Olaf Scholz wird am 17. September als erster deutscher Bundeskanzler Geschichte schreiben, wenn er zu einem Gipfeltreffen mit den fünf Staatschefs Zentralasiens reist. Ziel des Gipfels ist es, engere Beziehungen in den Bereichen Wirtschaft, Energie und Entwicklung zu schaffen.
Die Initiative unterstreicht die Bedeutung, die Deutschland den Beziehungen zu Zentralasien beimisst, insbesondere nach Russlands groß angelegtem Einmarsch in die Ukraine vom Februar 2022. Berlin wird seine eigenen Ziele in der Region eher erreichen, wenn es die Forderung nach Einhaltung von Menschenrechten und Rechtsstaatlichkeit seitens der autoritären Regierungen in Zentralasien in den Vordergrund stellt.

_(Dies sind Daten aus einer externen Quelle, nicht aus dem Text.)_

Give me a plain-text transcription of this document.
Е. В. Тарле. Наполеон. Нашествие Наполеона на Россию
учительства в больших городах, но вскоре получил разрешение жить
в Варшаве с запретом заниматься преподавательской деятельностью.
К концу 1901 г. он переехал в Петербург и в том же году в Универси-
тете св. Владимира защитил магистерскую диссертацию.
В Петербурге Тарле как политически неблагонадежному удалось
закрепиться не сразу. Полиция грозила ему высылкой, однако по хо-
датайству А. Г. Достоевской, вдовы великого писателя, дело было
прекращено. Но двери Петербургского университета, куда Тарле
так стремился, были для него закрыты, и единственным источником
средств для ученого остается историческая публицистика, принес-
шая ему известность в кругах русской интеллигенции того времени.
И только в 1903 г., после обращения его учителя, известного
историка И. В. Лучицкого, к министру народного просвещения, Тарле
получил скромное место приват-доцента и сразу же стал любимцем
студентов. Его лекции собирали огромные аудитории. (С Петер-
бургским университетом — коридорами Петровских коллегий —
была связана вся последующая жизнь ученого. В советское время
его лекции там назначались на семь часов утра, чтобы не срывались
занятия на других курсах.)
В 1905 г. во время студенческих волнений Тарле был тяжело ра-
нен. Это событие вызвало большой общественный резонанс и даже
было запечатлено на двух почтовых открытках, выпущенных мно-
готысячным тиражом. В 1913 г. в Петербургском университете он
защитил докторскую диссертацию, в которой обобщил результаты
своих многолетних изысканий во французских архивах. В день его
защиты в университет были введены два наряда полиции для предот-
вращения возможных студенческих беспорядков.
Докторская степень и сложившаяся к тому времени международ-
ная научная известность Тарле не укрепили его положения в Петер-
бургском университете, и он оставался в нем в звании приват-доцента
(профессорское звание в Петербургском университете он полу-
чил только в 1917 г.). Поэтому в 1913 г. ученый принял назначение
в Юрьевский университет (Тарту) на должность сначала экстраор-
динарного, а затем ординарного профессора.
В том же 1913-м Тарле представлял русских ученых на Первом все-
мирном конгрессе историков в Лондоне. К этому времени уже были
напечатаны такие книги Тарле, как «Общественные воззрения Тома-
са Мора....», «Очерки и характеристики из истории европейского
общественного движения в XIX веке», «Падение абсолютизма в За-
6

Der geopolitische und wirtschaftliche Kontext für engere Beziehungen zwischen Deutschland und den fünf zentralasiatischen Staaten - Kasachstan, Kirgisistan, Tadschikistan, Turkmenistan und Usbekistan - sich nach Russlands Überfall auf die Ukraine 2022 gewandelt. Für Deutschland bietet die Region nun Zugang zu alternativen Energiequellen, nachdem es zuvor stark von Russland abhängig war. Darüber hinaus hat Deutschland zusammen mit anderen Staaten der Europäischen Union versucht, Russlands Bemühungen zu vereiteln, die Wirtschaftssanktionen durch Importe über Zentralasien zu umgehen. Die zentralasiatischen Länder haben ihre Beziehungen zu Moskau zwar nicht abgebrochen, aber sie haben versucht, andere Beziehungen, wie zum Beispiel zu Deutschland, zu intensivieren, um ein Gegengewicht zu schaffen.
Der Gipfel knüpft an ein ähnliches Treffen an, das im September 2023 in Berlin stattfand. Die jetzige Veranstaltung soll dazu dienen, „diese regionale Partnerschaft mit Leben zu füllen,“ so Scholz’ Regierungssprecher. Damit die Veranstaltung glaubhaft und wirksam sein kann, muss sich Scholz auf die Verbesserung der Menschenrechte konzentrieren, die nicht nur an sich von entscheidender Bedeutung sind, sondern auch den Schlüssel zu den gemeinsamen Interessen der neuen „Partnerschaft“ bilden.
Zu den schwerwiegenden Menschenrechtsproblemen in der gesamten Region gehören unter anderem die Unterdrückung des Rechts auf Protest und freie Meinungsäußerung - auch im Internet -, Inhaftierungen von Aktivisten*innen, Folter in Gewahrsam, ein rigoroses Vorgehen gegen die Zivilgesellschaft, Gewalt gegen Frauen, Straflosigkeit für übergriffige Sicherheitskräfte sowie fehlende freie und faire Wahlen.
Darüber hinaus sind bei den vielen Themen, die die sechs Staats- und Regierungschefs im September letzten Jahres als gemeinsame Prioritäten festgelegt haben, kaum oder gar keine Fortschritte möglich, solange diese Probleme nicht angegangen werden. Es wird nicht möglich sein, mehr Investitionen aus Deutschland, eine nachhaltige Entwicklung in Zentralasien oder ernsthafte persönliche Kontakte zwischen den Partnerländern „mit Leben zu füllen“, wenn internationale Menschenrechts- und Rechtsstaatlichkeitsstandards nicht eingehalten werden.
Die Bundesregierung kann nicht so tun, als seien engere Beziehungen zu Zentralasien ohne eine deutliche Verbesserung der Menschenrechtslage in der Region möglich. Der bevorstehende Gipfel bietet die Chance, dies unmissverständlich klarzustellen.